Open Source

MolmoWeb 4B/8B

Open-source AI agents outperform larger closed models like GPT-4o on complex web navigation tasks.

Deep Dive

AllenAI has launched the MolmoWeb family, a new series of fully open-source multimodal web agents that are challenging the dominance of large, closed models. The standout model, MolmoWeb-8B, achieves state-of-the-art results, outperforming similar-scale open-weight models like Fara-7B and, remarkably, surpassing Set-of-Marks (SoM) agents built on much larger closed frontier models like OpenAI's GPT-4o. This demonstrates that specialized, efficient open models can compete with giants in specific domains like web interaction.

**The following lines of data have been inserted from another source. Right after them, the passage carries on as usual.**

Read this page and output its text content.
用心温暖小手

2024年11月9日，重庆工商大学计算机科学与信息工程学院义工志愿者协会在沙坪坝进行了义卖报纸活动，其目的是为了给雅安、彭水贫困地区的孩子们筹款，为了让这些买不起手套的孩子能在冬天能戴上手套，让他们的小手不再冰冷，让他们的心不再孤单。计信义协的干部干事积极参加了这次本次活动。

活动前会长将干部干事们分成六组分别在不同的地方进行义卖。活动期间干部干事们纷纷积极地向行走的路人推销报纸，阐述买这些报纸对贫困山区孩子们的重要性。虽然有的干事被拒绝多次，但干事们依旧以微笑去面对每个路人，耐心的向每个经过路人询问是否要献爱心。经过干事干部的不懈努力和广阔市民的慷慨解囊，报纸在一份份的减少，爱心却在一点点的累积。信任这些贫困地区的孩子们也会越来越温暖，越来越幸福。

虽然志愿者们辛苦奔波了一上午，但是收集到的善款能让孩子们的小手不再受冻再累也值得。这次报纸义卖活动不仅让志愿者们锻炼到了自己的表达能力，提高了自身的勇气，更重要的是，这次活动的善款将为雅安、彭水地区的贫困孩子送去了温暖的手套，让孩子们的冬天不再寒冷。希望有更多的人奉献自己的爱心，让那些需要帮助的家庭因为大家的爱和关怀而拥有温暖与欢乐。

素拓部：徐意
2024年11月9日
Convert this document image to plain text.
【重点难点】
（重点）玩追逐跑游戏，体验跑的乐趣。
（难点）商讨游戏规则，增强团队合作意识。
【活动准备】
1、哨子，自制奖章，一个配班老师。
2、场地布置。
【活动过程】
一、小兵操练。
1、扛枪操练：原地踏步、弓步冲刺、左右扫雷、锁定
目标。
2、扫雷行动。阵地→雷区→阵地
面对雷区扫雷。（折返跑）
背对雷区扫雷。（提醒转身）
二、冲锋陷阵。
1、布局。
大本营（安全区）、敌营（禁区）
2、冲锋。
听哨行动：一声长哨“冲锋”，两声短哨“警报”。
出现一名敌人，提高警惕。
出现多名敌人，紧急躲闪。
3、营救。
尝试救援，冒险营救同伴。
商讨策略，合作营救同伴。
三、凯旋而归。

A key technical innovation is the use of test-time scaling via parallel rollouts with best-of-N selection. This technique, where the model generates multiple potential action sequences and selects the best, yields massive performance gains. On the WebVoyager benchmark, pass@4 rates jump to 94.7% from a pass@1 rate of 78.2%. Similarly, on Online-Mind2Web, performance more than doubles from 35.3% to 60.5%. The family includes 4B and 8B parameter versions, with the 4B model based on the Molmo2 architecture using Qwen3-8B and SigLIP 2 as its vision backbone. All models are available on Hugging Face.

Key Points
  • MolmoWeb-8B outperforms GPT-4o on the Set-of-Marks benchmark for web agents.
  • Test-time scaling boosts WebVoyager performance to 94.7% pass@4, a significant jump from 78.2% pass@1.
  • The models are fully open-source and available in 4B and 8B parameter sizes on Hugging Face.

Why It Matters

Provides a powerful, transparent, and efficient open-source alternative to closed AI for automating complex web tasks and research.